I turn the envelope over in my hands, wondering who will actually turn up and if so, what will they all be like. Will David have become the Doctor he always dreamed of being? Will Emily have become a lawyer? From Facebook, I've seen that quite a lot of my friends are married and some even have kids. I stare at my bare engagement ring finger and can't help but feel a pang of sadness. Until a few months ago, I was in a relationship and I genuinely thought we were reaching a stage where we would become engaged, but it wasn't meant to be. The truth is, I've never really recovered from the 'crush' I had in High School, Brendon. Out of the whole friendship group, he was the one I was closest with. We knew what each other was thinking without even having to say anything, we had such a strong bond. We would spend hours together, watching movies or listening to music. For me, music was a hobby but for him, it was his life. In class, he would jot down random lyrics and then when he got home, he would pile them together and create songs. So, it came as no surprise to anyone when we found out he'd joined a band and they'd become very successful. Even now when I hear them on the radio, tears fill my eyes because I genuinely think I loved him, I just never had the guts to say anything to him.

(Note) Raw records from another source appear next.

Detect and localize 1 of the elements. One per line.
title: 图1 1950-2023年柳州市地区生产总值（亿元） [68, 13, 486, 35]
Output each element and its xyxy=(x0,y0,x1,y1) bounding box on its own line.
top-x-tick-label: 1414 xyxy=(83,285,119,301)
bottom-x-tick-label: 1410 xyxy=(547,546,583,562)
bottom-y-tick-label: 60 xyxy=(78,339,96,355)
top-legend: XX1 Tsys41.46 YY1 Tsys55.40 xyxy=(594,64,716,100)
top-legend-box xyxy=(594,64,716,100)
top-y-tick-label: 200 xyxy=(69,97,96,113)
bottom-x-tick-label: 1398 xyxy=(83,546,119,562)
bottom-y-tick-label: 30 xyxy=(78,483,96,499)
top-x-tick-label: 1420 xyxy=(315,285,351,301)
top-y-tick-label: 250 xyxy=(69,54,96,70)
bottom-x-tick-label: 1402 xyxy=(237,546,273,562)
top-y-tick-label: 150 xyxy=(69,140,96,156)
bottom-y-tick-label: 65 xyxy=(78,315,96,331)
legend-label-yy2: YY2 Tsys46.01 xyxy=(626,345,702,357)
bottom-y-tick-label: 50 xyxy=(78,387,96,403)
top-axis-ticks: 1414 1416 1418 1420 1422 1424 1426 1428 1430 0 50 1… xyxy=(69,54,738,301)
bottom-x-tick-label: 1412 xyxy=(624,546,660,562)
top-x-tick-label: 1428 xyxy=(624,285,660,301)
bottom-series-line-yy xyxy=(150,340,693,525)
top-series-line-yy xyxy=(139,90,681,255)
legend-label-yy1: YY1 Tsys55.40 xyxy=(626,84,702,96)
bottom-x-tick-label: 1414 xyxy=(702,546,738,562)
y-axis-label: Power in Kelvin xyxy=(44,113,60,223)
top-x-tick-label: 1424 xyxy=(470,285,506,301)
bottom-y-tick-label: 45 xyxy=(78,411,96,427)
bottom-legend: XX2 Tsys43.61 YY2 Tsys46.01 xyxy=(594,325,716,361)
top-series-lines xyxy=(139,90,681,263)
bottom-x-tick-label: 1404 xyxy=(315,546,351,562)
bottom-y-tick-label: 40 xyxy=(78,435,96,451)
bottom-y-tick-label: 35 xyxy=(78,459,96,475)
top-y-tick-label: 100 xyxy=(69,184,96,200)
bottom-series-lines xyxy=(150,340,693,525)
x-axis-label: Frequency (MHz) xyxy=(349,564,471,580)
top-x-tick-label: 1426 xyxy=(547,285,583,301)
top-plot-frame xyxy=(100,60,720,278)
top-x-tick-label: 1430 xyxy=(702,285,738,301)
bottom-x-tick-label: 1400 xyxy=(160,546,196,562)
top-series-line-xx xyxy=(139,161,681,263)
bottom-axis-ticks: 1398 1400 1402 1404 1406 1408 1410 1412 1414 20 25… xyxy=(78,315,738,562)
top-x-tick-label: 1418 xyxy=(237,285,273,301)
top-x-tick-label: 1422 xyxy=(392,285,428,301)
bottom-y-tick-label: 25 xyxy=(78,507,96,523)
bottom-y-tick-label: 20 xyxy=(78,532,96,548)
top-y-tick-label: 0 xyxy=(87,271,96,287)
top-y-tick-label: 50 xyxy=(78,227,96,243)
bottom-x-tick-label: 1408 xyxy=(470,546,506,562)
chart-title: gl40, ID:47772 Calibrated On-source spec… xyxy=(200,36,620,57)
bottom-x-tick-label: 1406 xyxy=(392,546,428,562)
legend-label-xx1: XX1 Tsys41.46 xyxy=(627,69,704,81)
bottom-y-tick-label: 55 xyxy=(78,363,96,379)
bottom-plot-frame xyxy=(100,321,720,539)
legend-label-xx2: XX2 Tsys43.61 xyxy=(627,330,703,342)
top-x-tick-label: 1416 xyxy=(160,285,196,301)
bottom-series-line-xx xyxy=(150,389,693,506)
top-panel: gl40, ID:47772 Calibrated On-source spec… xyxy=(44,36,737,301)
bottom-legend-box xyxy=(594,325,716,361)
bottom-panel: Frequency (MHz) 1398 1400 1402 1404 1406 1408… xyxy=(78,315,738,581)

I text my friend, Jess, to ask if she's going to the reunion. She confirms that she is and then goes into a rant about how excited she is and she can't wait to see what everyone's done with their lives. I, on the other hand, am not quite as ecstatic about it as she is. What have I really done with my life? I'm not married, I have no kids and I work in a grocery store after the school I'd worked out shut down. Not one single part of my life is anything to boast about, but I suppose it'll be nice to see everyone. I send a text to Jess, to tell her I'm going, which sends her off into yet another rant.

*Reunion Day*

I stare at myself in the mirror, wishing that my hair will suddenly become more voluminous as it looks so flat and lifeless. I've decided to wear a black dress that hugs my figure, which is the only thing that has remained the same. I've managed to retain the curves I had all those years ago, small mercies, hey? Realising that there's nothing more I can do to make myself look any better, I call a taxi and then make my way back to High School.